William Thomas Martin was the second son of Josiah Martin (1699-1778), appointed a member of Antigua’s royal council in 1735. After the elder Josiah Martin served as president of this council from 1748 to 1750, he moved his family to Rock Hall on Long Island, where he served on New York’s royal council and as a member of the first board of trustees of King’s College (now Columbia University) in 1754.
In Long Island, William Thomas Martin and other children in the family were educated by William Smith who had come to New York with the Martin family in 1751. William Thomas and his brother Josiah Martin were enrolled as students in the Academy of Philadelphia in 1753, shortly before Smith became a professor and then provost of the new College of Philadelphia (now the University of Pennsylvania).
William Thomas Martin was an anatomy scholar at the Academy in 1753, and entered the College on May 25, 1754, as a member of its first class, the Class of 1757. Provost Smith described him as a “truly promising youth.”
While a sixteen-year old student in the College, William Thomas Martin died on August 28, 1754, from a sudden severe illness.
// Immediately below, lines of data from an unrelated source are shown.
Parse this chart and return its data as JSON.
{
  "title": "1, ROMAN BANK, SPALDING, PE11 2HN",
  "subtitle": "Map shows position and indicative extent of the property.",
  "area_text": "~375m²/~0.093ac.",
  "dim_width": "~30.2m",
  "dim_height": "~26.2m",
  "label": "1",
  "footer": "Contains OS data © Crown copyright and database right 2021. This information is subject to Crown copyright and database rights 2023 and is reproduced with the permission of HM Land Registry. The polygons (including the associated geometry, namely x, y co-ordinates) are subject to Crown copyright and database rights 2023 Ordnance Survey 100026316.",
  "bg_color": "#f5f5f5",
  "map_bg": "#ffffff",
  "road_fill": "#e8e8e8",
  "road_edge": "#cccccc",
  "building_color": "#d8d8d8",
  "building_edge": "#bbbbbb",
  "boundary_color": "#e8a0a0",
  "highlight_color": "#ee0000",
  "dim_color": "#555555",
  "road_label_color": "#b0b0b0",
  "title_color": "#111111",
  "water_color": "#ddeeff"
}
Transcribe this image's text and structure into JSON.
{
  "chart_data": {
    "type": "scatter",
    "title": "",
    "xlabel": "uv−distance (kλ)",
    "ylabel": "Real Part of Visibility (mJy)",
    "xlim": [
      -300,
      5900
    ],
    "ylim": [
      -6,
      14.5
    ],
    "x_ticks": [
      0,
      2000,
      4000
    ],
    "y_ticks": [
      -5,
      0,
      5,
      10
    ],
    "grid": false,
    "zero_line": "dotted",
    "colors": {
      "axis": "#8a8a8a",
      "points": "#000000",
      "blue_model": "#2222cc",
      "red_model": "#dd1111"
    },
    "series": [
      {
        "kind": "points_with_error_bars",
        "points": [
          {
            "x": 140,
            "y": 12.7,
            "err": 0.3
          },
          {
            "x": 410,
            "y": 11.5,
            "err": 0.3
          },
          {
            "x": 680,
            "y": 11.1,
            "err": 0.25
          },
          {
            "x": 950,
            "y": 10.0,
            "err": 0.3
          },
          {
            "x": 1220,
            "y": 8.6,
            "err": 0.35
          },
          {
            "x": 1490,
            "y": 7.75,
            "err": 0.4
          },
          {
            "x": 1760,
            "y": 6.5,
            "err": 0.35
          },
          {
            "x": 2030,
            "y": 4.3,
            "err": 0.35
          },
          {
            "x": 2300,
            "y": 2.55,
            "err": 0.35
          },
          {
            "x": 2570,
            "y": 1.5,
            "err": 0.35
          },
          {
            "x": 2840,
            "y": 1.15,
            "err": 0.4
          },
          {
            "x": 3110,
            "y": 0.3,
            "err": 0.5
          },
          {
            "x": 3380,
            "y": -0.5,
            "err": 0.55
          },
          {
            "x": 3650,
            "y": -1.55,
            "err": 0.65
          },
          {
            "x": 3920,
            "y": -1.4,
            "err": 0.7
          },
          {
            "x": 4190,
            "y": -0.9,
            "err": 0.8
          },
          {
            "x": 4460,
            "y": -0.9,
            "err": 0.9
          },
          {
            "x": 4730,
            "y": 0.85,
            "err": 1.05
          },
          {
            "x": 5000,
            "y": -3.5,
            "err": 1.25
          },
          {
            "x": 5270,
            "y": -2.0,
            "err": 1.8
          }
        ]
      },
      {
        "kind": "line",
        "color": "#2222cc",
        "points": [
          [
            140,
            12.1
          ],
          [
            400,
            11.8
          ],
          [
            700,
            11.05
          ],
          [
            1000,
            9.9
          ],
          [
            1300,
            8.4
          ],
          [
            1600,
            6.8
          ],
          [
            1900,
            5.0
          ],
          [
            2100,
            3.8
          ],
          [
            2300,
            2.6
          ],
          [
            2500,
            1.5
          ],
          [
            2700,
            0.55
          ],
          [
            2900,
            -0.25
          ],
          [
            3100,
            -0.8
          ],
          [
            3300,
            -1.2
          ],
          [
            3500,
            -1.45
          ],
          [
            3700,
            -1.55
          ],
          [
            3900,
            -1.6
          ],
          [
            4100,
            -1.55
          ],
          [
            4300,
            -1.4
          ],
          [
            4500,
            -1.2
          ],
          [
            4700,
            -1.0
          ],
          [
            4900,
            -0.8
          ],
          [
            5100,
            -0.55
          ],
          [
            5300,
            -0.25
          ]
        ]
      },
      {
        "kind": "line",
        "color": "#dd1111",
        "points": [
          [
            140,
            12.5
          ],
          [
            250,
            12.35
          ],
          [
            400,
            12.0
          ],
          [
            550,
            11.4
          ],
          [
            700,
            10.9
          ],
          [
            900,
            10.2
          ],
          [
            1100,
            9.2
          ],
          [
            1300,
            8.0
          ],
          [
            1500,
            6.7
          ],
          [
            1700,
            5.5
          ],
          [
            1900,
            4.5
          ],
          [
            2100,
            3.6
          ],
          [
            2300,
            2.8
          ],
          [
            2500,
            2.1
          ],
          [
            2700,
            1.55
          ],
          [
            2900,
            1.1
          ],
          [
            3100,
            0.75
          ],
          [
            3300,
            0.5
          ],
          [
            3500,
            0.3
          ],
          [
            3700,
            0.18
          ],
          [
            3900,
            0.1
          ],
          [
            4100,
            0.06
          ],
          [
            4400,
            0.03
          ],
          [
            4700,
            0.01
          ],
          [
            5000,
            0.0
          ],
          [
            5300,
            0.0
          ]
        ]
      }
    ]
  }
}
To commemorate his death, fellow students and friends — Hopkinson, Magaw, Duché, Barton, and Jackson — wrote emotional verses in his memory.
Provost Smith preached a sermon entitled “On the Death of a Pupil” in Christ Church, Philadelphia. When Smith spoke of the esteem of the young man’s instructors, he referred to himself in particular “in whose Bosom he had long grown up.” The provost described his departed student as a “truly promising youth” characterized by “glowing Health, Strength, Beauty and Gracefulness of Person…a Genius excellent by Nature, and carefully adorn’d by all the Aids of a liberal Education.”